Mas, como vimos acima, quase 1/3 de organizações sem fins lucrativos criadas desde 1901 parou de realizar atividades. Segundo a publicação, a maior parte das OSCs que fechou tiveram seus CPNJs desativados pelo próprio Governo, por deixarem de cumprir responsabilidades como a entrega de declarações à Receita Federal. Os números só revelam, porém, quando aquele cadastro deixou de estar apto – e não, necessariamente, quando a instituição parou de funcionar.
Estes dados podem dar dois indícios importantes sobre a situação das OSCs no país. Segundo o próprio documento, isso pode refletir a dificuldade que instituições sem fins lucrativos têm de realizar atividades de gestão, impedindo seu funcionamento; ou indicar que organizações que já encerram suas atividades não atualizaram seus cadastros junto ao Governo, outro possível sinal de uma falta de organização administrativa.
“A pesquisa coloca em números algo que já testemunhamos em nosso trabalho”, diz Cláudia. “Não ter uma gestão fortalecida impede que as OSCs consigam cumprir suas responsabilidades fiscais e trabalhistas, manter suas sedes estruturadas e se relacionar bem com seus investidores sociais. São processos que podem parecer muito distantes para quem doa para um projeto social em seu bairro, por exemplo. Mas é essa capacidade que mostra que aquela organização é transparente, capaz, eficiente e merece o apoio das comunidades para seguir com suas ações de impacto social”, conta ela.
Conheça a atuação da Fundação Norberto Odebrecht no fortalecimento institucional de ONGs e institutos!
OSC x ONG
A publicação traz ainda dados sobre a ‘cara’ das OSCs no país: elas estão concentradas no Sudeste (40%), estão cadastradas como associações privadas (85%) e atuam com o Desenvolvimento e defesa de direitos e interesses (40%) ou Religião (24,6%). Mas, afinal, o que caracteriza essas instituições?
Uma organização da sociedade civil, ou OSC, é uma instituição que não tem fins lucrativos, não faz parte de governos federais, estaduais ou municipais e executa uma atividade de interesse público. Entre elas, há uma infinidade de atuações: desde instituições religiosas e associações desportivas até fundações e institutos que realizam projetos sociais, por exemplo.
Na pesquisa realiza pelo IPEA, portanto, os dados coletados se aplicam às organização da sociedade civil como um todo. Ainda que alguns dados indiquem a diferença entre instituições a partir de suas áreas de atuação – confira no próximo item -, não é possível fazer uma análise exclusiva sobre as instituições que efetivamente atuam com impacto social (também conhecidas como organização não-governamentais, as ONGs).

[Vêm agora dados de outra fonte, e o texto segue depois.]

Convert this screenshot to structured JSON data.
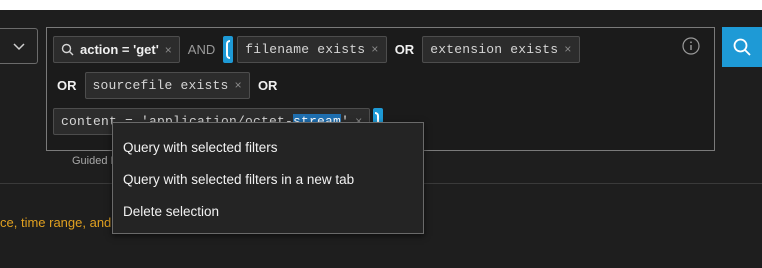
{
  "query": {
    "row1": {
      "pill_action": "action = 'get'",
      "op_and": "AND",
      "pill_filename": "filename exists",
      "op_or_1": "OR",
      "pill_extension": "extension exists"
    },
    "row2": {
      "op_or_2": "OR",
      "pill_sourcefile": "sourcefile exists",
      "op_or_3": "OR"
    },
    "row3": {
      "pill_content_prefix": "content = 'application/octet-",
      "pill_content_selected": "stream",
      "pill_content_suffix": "'"
    },
    "remove_glyph": "×"
  },
  "guided_label": "Guided M",
  "warning_text": "ce, time range, and edited query",
  "context_menu": {
    "items": [
      "Query with selected filters",
      "Query with selected filters in a new tab",
      "Delete selection"
    ]
  },
  "colors": {
    "accent": "#1e9ad6",
    "warning": "#e0a020",
    "selection": "#1f6fb0"
  },
  "icons": {
    "dropdown": "chevron-down-icon",
    "search_small": "search-icon",
    "info": "info-icon",
    "search_button": "search-icon"
  }
}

“Desde a criação do Marco Regulatório das Organizações da Sociedade Civil, que buscou facilitar as relações entre estas instituições e o Governo, se criou este nome – OSC. Mas é um termo que a população não necessariamente reconhece”, diz Camila Giuliani, coordenadora de Comunicação na Fundação. A plataforma Google Trends, por exemplo, indica que, entre 2004 e 2022, o termo ‘ONG’ foi buscado, em média, 50x mais do que o termo ‘OSC’. “Apesar disso, o último é mais abrangente, nos permite visualizar a diversidade de organizações neste setor. Nós mesmos, na Fundação Norberto Odebrecht, somos uma organização da sociedade civil”, exemplifica.
Tempo de vida
O estudo indica que, no Brasil, as OSCs ‘sobrevivem’, em média, por 17,6 anos. O tempo de vida destas organizações, porém, varia a depender da área na qual atuam – OSCs religiosas têm menores taxas de encerramento de atividades do que organizações que atuam com assistência social, por exemplo. Também há diferenças entre as classificadas como ‘associações privadas’ (que, em média, fecham após 18,3 anos de funcionamento) e ‘fundações privadas’ (após 19,1 anos, na média).

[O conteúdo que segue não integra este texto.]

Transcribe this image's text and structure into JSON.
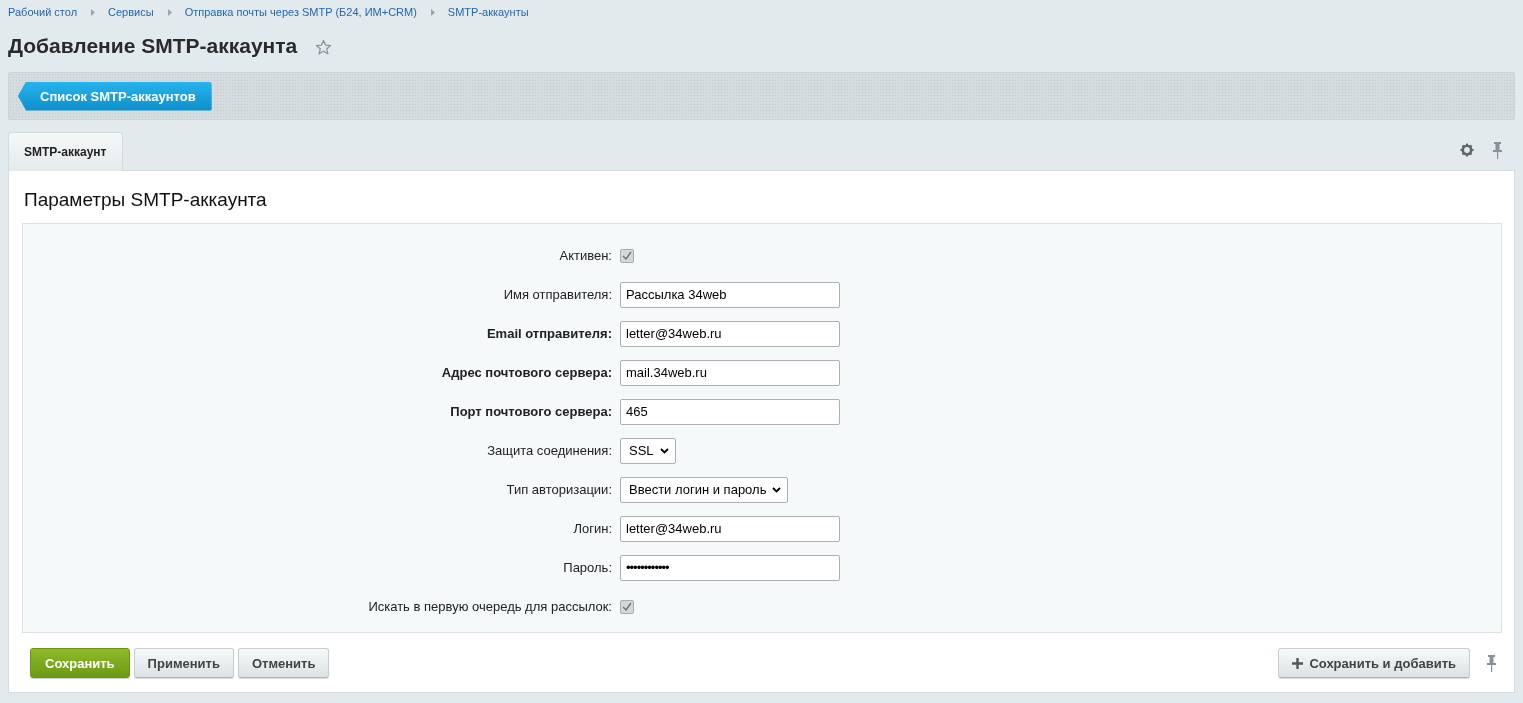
{
  "breadcrumbs": [
    "Рабочий стол",
    "Сервисы",
    "Отправка почты через SMTP (Б24, ИМ+CRM)",
    "SMTP-аккаунты"
  ],
  "title": "Добавление SMTP-аккаунта",
  "favorite": false,
  "toolbar": {
    "back_button": "Список SMTP-аккаунтов"
  },
  "tabs": [
    {
      "label": "SMTP-аккаунт",
      "selected": true
    }
  ],
  "section_title": "Параметры SMTP-аккаунта",
  "fields": [
    {
      "kind": "checkbox",
      "label": "Активен:",
      "required": false,
      "checked": true
    },
    {
      "kind": "text",
      "label": "Имя отправителя:",
      "required": false,
      "value": "Рассылка 34web"
    },
    {
      "kind": "text",
      "label": "Email отправителя:",
      "required": true,
      "value": "letter@34web.ru"
    },
    {
      "kind": "text",
      "label": "Адрес почтового сервера:",
      "required": true,
      "value": "mail.34web.ru"
    },
    {
      "kind": "text",
      "label": "Порт почтового сервера:",
      "required": true,
      "value": "465"
    },
    {
      "kind": "select",
      "label": "Защита соединения:",
      "required": false,
      "value": "SSL"
    },
    {
      "kind": "select",
      "label": "Тип авторизации:",
      "required": false,
      "value": "Ввести логин и пароль"
    },
    {
      "kind": "text",
      "label": "Логин:",
      "required": false,
      "value": "letter@34web.ru"
    },
    {
      "kind": "password",
      "label": "Пароль:",
      "required": false,
      "value": "••••••••••••"
    },
    {
      "kind": "checkbox",
      "label": "Искать в первую очередь для рассылок:",
      "required": false,
      "checked": true
    }
  ],
  "buttons": [
    {
      "label": "Сохранить",
      "kind": "primary"
    },
    {
      "label": "Применить",
      "kind": "normal"
    },
    {
      "label": "Отменить",
      "kind": "normal"
    }
  ],
  "extra_button": "Сохранить и добавить"
}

“É possível que isso aconteça por causa da diferença entre instituições que têm mantenedores mais claramente definidos, como os de uma comunidade religiosa ou de uma família que abre uma fundação, versus aquelas que não têm investidores específicos, e precisam buscar apoio e recursos em uma série de fontes, como editais, patrocínios, parcerias e doações”, opina Adélcio Menezes, responsável por Parcerias na Fundação Norberto Odebrecht.

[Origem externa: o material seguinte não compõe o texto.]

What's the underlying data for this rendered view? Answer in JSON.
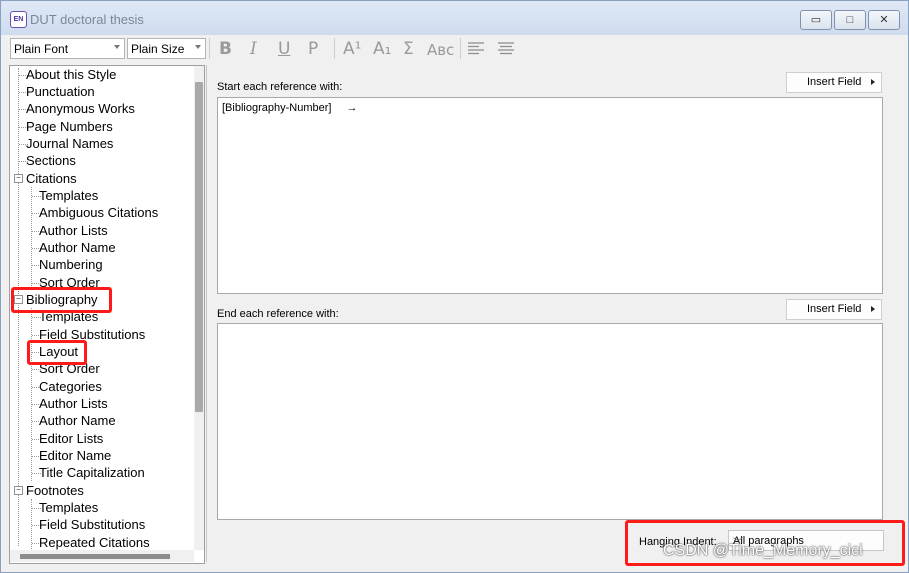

Mas o tempo de vida também pode ser influenciado pela capacidade destas organizações em seguir padrões de governança, mesmo entre aquelas com mantenedores fixos. Segundo o último Censo GIFE, pesquisa do Grupo de Institutos e Fundações Empresariais que analisou 130 instituições do setor de investimento social e da filantropia, 19% das organizações não têm suas demonstrações financeiras auditadas; 12% não têm estatuto social; e, entre as que o têm, 36% não o divulgam para o público. “Toda organização sem fins lucrativos pode se beneficiar de uma gestão mais eficiente e transparente, mesmo as que já têm parceiros financiadores”, diz Adélcio.
Menos OSCs sendo criadas desde 2010
Depois de um boom nas décadas de 60 e 70, quando as taxas de crescimento na criação de OSCs passavam de 700%, e de um crescimento mais controlado nos anos 90 e 2000, o estudo demonstra que o Brasil tem vivido um momento inédito: a diminuição na abertura de novas organizações da sociedade civil. Entre 2010 e 2019, a taxa de criação destas instituições decresceu em 16%.
Como o número de fechamentos se manteve alto nestes mesmos anos, o resultado é que, segundo os dados, a cada duas organizações sem fins lucrativos criadas na última década, uma foi fechada. Seriam estes sinais de uma crise? “Mesmo para nós, que atuamos no Terceiro Setor, não é fácil imaginar o que estes números podem refletir. Pode ser um reflexo da sociedade se organizando de outro jeito, em coletivos e grupos não formalizados; ou das crises financeiras e sanitárias pelas quais passamos nos últimos anos”, comenta Adélcio.
“O mais provável é que sejam uma série de fatores, e, agora, com os dados desta publicação, poderemos refletir sobre o que nos trouxe até aqui”, diz ele. “Mas não acredito que estes dados indicam que nossa sociedade está menos preocupada com os outros. Hoje, com debates sobre ESG e responsabilidade social, empresas também têm assumido a execução de ações sociais; e o alcance dos objetivos da Agenda 2030 segue mobilizando governos e sociedade civil organizada para resolver problemas socioambientais. Se o número de OSCs não têm crescido como antes, pode ser um sinal de que a sociedade está manifestando esta consciência social e ambiental de formas que ainda não visualizamos perfeitamente”, diz.